Gleichzeitig reagiert die Gesellschaft laut Becher zunehmend sensibel und schnell auf Demonstrationen von Rechtsextremisten. So komme es immer öfter zur Gründung von lokalen Bündnissen, wenn Veranstaltungen der rechten Szene angekündigt seien, erklärte der Experte am Rande des fünften "Wunsiedler Forums". Zu dem Treffen kamen am Freitag rund 80 Vertreter aus Bündnissen gegen Rechtsextremismus sowie aus Kommunen und Behörden zusammen, um sich unter anderem über Projekte gegen Fremdenfeindlichkeit auszutauschen.
Mehr als 100 Neonazis im Untergrund
In Deutschland leben außerdem laut Regierungsangaben weiterhin mehr als 100 zur Fahndung ausgeschriebene Rechtsextremisten im Untergrund. "Das Bundeskriminalamt geht mit Stand von Mitte September von zuletzt 110 mit offenen Haftbefehlen untergetauchten Rechtsextremisten aus", sagte Bundesinnenminister Hans-Peter Friedrich (CSU) der "Welt am Sonntag". Die Zahl könne sich allerdings durch Verhaftungen oder neu hinzugekommene Haftbefehle verändert haben.

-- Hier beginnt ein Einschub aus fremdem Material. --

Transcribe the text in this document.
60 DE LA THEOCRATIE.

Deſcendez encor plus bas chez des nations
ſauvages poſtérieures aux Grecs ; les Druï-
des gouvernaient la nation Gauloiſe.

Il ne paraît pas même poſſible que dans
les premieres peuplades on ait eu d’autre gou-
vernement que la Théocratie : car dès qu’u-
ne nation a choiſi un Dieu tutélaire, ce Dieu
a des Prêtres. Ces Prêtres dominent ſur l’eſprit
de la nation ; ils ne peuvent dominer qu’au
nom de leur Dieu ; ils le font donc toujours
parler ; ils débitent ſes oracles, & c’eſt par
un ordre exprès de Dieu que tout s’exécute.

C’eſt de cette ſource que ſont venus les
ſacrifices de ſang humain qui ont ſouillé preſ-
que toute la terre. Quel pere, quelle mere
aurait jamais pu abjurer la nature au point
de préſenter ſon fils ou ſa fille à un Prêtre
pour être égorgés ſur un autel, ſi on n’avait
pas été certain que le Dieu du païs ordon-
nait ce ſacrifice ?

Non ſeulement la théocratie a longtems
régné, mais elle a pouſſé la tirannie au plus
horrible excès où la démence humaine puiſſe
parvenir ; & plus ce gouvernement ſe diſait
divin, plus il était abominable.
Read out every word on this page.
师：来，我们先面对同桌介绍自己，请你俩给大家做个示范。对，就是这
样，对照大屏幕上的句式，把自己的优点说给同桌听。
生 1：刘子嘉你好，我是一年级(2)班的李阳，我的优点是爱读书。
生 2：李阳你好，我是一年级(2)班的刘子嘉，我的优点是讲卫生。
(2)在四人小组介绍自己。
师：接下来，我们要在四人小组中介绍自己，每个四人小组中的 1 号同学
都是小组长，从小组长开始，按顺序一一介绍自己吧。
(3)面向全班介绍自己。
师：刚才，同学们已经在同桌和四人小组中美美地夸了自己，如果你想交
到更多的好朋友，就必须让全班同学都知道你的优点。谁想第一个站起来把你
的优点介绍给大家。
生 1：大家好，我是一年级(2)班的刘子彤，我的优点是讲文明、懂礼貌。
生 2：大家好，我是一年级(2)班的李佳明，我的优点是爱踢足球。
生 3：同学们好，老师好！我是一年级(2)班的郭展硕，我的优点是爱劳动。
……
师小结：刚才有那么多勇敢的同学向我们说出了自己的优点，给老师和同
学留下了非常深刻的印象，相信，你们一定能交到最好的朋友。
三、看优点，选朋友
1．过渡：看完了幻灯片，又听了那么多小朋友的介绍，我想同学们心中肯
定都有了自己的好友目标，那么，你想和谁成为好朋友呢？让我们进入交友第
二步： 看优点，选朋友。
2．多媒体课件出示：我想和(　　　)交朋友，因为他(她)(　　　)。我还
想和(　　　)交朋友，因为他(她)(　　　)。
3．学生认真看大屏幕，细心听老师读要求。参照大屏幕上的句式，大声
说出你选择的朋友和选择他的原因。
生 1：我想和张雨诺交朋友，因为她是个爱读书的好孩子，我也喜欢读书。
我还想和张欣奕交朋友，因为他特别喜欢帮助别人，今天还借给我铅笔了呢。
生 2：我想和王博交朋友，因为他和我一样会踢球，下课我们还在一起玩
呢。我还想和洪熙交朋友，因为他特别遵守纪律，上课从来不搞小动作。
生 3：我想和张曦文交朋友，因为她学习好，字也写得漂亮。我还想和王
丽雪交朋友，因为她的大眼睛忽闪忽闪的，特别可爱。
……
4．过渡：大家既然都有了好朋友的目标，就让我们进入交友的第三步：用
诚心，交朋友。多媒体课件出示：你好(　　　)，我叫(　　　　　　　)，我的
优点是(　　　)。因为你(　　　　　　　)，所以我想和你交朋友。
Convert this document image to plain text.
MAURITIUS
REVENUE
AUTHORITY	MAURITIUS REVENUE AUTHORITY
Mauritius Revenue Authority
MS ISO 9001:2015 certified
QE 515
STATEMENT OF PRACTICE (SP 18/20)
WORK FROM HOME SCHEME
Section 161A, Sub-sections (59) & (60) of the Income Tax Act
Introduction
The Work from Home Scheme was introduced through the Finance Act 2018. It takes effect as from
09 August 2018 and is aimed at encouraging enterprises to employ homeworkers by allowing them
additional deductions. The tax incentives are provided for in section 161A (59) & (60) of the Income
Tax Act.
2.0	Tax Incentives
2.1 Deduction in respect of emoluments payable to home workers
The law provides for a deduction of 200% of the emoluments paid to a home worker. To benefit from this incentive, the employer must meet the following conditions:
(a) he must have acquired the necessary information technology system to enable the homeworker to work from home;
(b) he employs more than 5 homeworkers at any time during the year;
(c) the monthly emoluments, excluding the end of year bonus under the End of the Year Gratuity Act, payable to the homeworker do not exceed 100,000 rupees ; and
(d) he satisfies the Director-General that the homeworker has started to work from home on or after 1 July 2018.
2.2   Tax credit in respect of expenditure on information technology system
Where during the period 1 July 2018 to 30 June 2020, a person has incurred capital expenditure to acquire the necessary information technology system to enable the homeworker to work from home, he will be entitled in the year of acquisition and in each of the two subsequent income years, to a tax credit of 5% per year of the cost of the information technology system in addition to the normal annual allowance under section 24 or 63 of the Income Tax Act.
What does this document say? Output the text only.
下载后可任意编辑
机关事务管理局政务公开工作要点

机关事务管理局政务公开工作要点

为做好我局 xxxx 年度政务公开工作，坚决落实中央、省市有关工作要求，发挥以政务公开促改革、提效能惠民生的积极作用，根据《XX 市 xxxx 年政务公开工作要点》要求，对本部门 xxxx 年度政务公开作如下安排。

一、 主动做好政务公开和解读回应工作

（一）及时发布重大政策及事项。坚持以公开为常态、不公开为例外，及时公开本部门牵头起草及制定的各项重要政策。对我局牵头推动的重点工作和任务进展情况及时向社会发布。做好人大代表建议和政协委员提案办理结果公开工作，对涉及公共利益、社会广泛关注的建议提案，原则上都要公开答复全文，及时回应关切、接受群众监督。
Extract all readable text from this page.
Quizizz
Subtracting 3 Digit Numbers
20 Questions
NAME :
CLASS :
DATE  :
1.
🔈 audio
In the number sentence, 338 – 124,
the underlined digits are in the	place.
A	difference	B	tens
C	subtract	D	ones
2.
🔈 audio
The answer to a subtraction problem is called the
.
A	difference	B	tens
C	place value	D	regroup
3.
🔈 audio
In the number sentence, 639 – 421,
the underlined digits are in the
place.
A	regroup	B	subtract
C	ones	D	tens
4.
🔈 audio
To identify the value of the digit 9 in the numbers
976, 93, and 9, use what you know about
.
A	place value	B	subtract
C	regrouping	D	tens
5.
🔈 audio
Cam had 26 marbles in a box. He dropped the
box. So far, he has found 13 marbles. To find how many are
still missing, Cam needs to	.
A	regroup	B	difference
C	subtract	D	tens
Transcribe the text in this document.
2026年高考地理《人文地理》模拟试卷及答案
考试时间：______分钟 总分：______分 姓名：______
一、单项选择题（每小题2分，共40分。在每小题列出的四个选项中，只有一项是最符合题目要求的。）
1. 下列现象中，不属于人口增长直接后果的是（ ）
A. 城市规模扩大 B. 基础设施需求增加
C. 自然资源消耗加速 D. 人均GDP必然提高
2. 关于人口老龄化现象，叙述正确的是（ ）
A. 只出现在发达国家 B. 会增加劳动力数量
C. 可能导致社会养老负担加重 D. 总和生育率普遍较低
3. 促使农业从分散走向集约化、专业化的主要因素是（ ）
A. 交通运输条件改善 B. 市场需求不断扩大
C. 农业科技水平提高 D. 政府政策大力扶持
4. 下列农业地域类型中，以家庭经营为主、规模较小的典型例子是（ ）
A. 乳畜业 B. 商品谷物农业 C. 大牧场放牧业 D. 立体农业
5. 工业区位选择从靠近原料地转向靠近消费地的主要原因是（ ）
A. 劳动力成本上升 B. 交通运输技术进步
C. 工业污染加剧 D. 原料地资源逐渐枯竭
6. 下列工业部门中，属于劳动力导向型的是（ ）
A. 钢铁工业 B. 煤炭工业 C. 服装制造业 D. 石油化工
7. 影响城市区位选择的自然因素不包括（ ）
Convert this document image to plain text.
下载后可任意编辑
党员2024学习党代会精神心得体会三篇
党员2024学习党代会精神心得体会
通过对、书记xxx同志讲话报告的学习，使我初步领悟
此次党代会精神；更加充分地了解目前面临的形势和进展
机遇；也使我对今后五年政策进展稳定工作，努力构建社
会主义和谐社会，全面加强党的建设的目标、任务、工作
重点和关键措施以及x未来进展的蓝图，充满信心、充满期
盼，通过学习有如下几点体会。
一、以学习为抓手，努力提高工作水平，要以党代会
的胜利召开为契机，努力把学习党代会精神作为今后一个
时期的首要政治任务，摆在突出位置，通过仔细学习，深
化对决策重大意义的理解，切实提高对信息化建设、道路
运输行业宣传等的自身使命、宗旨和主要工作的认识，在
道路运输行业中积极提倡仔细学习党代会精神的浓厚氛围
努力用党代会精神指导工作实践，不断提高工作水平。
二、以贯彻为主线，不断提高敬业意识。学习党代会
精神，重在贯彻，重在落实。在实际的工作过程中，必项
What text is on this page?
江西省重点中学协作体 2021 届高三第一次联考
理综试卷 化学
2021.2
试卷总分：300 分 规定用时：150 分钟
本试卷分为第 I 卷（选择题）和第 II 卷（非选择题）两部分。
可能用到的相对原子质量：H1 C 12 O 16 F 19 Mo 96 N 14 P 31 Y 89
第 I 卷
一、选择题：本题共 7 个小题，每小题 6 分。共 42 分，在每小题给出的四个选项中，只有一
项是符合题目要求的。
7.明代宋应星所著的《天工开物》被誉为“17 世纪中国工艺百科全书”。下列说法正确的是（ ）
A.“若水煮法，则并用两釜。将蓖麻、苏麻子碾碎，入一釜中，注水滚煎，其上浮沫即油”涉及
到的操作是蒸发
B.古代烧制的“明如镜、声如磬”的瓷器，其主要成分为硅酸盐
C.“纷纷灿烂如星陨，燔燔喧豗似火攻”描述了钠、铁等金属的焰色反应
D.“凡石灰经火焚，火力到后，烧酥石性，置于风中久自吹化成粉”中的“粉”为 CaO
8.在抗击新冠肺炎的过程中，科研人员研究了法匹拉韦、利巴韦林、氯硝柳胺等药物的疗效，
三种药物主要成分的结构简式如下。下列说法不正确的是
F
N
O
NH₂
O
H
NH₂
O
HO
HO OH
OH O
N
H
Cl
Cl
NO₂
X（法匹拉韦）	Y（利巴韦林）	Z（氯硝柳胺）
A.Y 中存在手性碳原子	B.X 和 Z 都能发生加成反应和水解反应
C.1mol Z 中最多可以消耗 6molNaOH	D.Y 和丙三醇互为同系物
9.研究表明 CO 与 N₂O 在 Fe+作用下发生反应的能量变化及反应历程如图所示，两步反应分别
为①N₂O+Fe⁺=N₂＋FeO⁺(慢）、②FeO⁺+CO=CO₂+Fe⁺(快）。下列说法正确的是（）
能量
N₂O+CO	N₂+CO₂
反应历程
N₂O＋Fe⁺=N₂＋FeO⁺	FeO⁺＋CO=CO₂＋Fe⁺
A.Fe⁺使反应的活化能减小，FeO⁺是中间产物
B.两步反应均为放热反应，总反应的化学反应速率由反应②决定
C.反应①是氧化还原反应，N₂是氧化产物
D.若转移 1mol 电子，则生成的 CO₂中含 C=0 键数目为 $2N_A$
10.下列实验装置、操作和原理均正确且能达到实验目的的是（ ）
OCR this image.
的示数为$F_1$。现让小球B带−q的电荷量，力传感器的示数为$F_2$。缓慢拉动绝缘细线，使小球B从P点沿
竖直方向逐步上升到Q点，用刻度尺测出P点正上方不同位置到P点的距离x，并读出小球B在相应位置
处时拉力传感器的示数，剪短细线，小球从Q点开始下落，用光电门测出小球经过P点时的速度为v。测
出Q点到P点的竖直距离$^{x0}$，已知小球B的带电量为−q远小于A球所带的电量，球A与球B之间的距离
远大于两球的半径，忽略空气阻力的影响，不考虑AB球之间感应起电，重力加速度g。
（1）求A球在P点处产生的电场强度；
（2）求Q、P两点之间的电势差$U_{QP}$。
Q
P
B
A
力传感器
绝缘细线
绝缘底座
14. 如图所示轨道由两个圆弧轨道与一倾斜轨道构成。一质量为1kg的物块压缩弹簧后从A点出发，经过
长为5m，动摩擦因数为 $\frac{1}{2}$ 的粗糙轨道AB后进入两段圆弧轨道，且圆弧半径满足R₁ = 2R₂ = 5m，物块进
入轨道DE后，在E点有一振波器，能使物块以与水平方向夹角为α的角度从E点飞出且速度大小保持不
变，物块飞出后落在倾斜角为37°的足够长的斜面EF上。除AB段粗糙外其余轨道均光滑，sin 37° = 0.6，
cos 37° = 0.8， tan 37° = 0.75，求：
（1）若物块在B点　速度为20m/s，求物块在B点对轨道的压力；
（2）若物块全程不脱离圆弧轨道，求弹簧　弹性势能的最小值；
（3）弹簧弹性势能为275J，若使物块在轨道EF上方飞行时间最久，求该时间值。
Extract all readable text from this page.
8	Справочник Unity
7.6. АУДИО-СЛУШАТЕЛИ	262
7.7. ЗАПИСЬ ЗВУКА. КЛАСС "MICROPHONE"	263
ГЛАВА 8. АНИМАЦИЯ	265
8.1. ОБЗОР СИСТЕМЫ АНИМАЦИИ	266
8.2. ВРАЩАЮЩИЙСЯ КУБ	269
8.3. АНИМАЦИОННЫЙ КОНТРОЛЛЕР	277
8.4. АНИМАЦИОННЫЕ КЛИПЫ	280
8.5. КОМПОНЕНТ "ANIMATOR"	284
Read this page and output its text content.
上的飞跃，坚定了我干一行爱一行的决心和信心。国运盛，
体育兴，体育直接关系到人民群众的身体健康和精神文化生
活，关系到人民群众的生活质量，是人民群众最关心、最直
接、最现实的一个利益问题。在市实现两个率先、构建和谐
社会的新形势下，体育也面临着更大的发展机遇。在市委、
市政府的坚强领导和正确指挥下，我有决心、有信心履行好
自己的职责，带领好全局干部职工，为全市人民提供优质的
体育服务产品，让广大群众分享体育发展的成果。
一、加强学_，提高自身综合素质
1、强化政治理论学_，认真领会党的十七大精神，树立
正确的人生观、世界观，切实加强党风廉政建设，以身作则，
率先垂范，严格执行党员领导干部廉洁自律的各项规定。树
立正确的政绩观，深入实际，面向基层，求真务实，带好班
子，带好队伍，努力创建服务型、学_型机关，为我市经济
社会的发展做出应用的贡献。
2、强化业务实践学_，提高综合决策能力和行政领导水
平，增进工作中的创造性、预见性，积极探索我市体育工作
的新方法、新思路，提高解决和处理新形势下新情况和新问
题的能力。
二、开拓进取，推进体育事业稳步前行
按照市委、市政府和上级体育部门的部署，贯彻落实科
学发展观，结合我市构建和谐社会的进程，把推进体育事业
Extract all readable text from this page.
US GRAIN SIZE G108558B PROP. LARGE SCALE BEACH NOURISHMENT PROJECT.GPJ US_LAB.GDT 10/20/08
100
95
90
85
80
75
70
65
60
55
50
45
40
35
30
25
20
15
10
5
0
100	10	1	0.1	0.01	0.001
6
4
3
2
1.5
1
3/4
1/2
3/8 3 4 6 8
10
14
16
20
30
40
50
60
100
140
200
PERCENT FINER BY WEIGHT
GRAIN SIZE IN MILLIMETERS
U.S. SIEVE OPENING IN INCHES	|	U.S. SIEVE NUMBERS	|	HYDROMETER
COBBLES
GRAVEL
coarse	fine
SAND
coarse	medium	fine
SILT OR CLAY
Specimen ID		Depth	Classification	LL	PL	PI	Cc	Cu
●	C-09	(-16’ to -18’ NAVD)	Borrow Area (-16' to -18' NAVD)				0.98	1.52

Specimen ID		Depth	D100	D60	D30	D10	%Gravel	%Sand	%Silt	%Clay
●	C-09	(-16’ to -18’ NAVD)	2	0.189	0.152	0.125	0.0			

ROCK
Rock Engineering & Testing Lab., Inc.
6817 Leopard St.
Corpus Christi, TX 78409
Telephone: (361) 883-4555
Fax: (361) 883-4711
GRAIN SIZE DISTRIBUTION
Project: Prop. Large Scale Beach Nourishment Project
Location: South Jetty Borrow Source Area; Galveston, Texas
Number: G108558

Der CSU-Minister sagte, er gehe nicht davon aus, dass es Nachahmer der Neonazi-Terrorgruppe gebe, die wahllos Leute erschießen und darüber nichts verlautbaren lassen. "Aber dass es im rechtsextremistischen Milieu immer wieder fließende Übergänge zu gewalttätigen und terroristischen Strömungen geben kann, halte ich für möglich. Und dagegen müssen wir uns wappnen", betonte Friedrich.
Die Demokratie brauche deshalb einen "starken Verfassungsschutz". Zudem gebe es nun das behördenübergreifende Gemeinsame Abwehrzentrum Rechtsextremismus sowie die neu geschaffene elektronische Rechtsextremismusdatei.
Der "Nationalsozialistische Untergrund" (NSU), ein Neonazi-Trio aus dem sächsischen Zwickau, soll in den Jahren 2000 bis 2007 insgesamt zehn Menschen ermordet haben. Opfer waren Kleinunternehmer mit ausländischen Wurzeln sowie eine Polizistin.